Tonight about 15 min ago the fire alarm went off and both cats ran under my bed and hid. Now I'm a fireman's daughter I know I leave once the alarm goes off but I'm also a cat mommie, so I checked outside real quick for smoke of the smell of smoke. No smoke, so I went in. I got the carriers into place but the dang cats were under the bed. I got my purse and put it by the door and wanted to coax the cats out but the alarm is SO loud that they refused to come out. I checked again outside for smoke, and ran into one of my many neighbors, and she was headed down stairs. So I shut my door and went out with her to see what was going on. I know BAD cat mommie. But there wasn't any smoke that I could tell and no one was panicing. The apartment complex had been called and the fire department (which is basically across a field to the right of my building) was on the way. We (neighbors) determined that someone had pulled the alarm. Well the head maintence guy came and then the firetruck, they shut off the alarm and we all went back inside. Ok long story done. I have questions about my cats and what I can do to help them get into the carriers quickly? I'm planning on making a wooden box thing to go under my bed to block it cause I don't want them under there. I have the stickers that you fill out to let the firemen know how many pets are in the house/apartment but I don't have any windows to stick them too. And then there's the fact that I have one listed cat but actually have two in the apartment (shhh don't tell my manager!). So any hints and or advice to help incase there was a real fire? Course my mind is thinking hook up a rope to the balcony and send them down in the carriers off the back but that's a little too James Bond for me!


----------



## marie73 (Jul 12, 2006)

lunarbishop said:


> Course my mind is thinking hook up a rope to the balcony and send them down in the carriers off the back but that's a little too James Bond for me!
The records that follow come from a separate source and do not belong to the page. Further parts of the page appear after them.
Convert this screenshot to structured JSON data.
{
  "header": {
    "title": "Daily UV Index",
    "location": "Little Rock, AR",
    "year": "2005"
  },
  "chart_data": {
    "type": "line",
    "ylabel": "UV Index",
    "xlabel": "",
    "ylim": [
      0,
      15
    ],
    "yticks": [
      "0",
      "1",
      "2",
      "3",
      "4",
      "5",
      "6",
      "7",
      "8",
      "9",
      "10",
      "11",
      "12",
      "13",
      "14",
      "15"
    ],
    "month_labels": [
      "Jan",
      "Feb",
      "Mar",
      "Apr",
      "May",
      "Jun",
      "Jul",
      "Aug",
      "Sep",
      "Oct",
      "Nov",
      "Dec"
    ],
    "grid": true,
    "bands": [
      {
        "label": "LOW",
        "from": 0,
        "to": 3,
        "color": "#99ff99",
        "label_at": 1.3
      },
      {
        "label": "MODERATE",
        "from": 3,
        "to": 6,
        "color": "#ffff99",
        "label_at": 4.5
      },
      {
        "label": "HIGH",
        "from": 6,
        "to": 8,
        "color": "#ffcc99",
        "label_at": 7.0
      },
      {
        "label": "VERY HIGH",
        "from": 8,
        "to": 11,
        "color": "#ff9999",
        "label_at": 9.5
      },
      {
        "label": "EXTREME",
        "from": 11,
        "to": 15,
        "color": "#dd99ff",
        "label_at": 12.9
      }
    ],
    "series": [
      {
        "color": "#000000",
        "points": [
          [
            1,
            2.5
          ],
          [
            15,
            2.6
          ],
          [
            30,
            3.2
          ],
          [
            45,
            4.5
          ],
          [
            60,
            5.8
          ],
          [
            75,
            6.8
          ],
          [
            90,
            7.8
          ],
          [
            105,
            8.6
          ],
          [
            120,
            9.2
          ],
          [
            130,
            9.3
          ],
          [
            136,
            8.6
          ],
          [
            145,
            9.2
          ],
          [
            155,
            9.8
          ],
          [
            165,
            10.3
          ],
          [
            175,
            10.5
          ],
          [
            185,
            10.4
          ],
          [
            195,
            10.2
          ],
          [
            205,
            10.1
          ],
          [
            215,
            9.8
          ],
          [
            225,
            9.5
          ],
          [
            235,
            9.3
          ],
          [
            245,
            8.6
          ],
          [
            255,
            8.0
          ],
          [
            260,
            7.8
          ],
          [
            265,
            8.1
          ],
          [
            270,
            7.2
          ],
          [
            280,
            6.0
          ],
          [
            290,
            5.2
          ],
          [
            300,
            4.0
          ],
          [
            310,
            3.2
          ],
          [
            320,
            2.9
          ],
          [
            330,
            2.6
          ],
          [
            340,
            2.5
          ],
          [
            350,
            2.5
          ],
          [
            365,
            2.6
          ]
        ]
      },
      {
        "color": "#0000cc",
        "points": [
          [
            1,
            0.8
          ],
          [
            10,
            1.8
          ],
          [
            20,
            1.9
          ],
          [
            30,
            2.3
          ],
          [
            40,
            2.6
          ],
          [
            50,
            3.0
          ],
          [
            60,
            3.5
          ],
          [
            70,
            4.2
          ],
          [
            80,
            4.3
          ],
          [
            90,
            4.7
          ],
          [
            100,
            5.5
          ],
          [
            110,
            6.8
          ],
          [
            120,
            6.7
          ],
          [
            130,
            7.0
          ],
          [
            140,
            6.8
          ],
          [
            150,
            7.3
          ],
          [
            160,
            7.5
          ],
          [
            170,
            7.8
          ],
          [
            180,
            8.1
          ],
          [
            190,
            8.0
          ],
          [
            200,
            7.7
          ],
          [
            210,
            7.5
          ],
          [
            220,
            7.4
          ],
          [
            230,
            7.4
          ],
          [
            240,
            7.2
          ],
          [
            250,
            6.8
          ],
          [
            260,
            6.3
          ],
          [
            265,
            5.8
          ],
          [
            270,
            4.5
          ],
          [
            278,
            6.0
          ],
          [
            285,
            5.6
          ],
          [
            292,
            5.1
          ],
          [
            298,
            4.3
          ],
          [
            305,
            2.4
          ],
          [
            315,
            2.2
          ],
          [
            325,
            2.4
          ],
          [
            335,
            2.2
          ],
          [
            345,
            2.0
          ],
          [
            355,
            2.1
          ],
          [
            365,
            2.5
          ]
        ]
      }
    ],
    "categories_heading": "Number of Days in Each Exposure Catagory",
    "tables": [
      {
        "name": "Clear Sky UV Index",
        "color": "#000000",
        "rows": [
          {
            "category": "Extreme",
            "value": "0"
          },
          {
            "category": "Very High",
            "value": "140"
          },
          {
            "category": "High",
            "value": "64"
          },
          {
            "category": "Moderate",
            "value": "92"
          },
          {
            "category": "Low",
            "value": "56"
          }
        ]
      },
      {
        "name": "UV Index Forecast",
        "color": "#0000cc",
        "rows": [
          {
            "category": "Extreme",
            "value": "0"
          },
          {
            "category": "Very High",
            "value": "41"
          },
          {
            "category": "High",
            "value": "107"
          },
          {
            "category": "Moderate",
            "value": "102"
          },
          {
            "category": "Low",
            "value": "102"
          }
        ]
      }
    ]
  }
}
I don't really have any advice, but thanks for that image. I needed a smile.


----------



## Heidi n Q (Nov 22, 2006)

In 1999 we moved into an older rental house with our seven cats. We had only been there a few days and I started a fire in the wood stove and had a problem. Its air vents were blocked and it backdrafted when I opened the door of the stove to check on the fire. Luckily, I was kneeling down and not standing bent over the door, the flames leaped out over my head. It set off the fire alarm and I thought I could see flames flickering in the flue so I called 911 and requested a firetruck to come check the chimney for safety. The alarm stopped making its racket after the initial burst of smoke dissipated.

I herded the kitties into the big front bedroom where all the carriers were. IF there was a fire, I would have flipped up the bed to grab/stuff cats into carriers and then handed them out the window to safety. At the least, they were shut into the bedroom and I could hope for little to no damage in the room from heat/smoke/water and/or they could still be reached by access through an exterior window with the door closed to the fire in the residence, giving time for rescue efforts.

I don't have a plan for this house, as my carriers are kept in the attic with one or two kept in the garage for vet visits. I suppose I would try to get them all into the bedroom and either contain them there if the fire could be put out, but if it was raging, I'd try to toss them out an open window into the yard and hope to catch them later after the ruckus had died down.
Fire is scary.


----------



## coaster (Dec 1, 2004)

Bekki - you can check this out with your dad - once the fire alarm goes off, you've got less than three minutes to get out before you succumb from smoke inhalation and perish. Ask yourself whether you can round up the cats and get them into carriers, and get them and yourself out in under three minutes. Oh, better knock off about half that time in case the alarm goes off while you're sleeping and you have to wake up and figure out what's happening and orient yourself before doing anything to safe yourself.

Just to keep everybody thinking.........how long does it take to round up just one cat and get that one cat in a carrier and out the door without the smoke and the alarm and the panic?


----------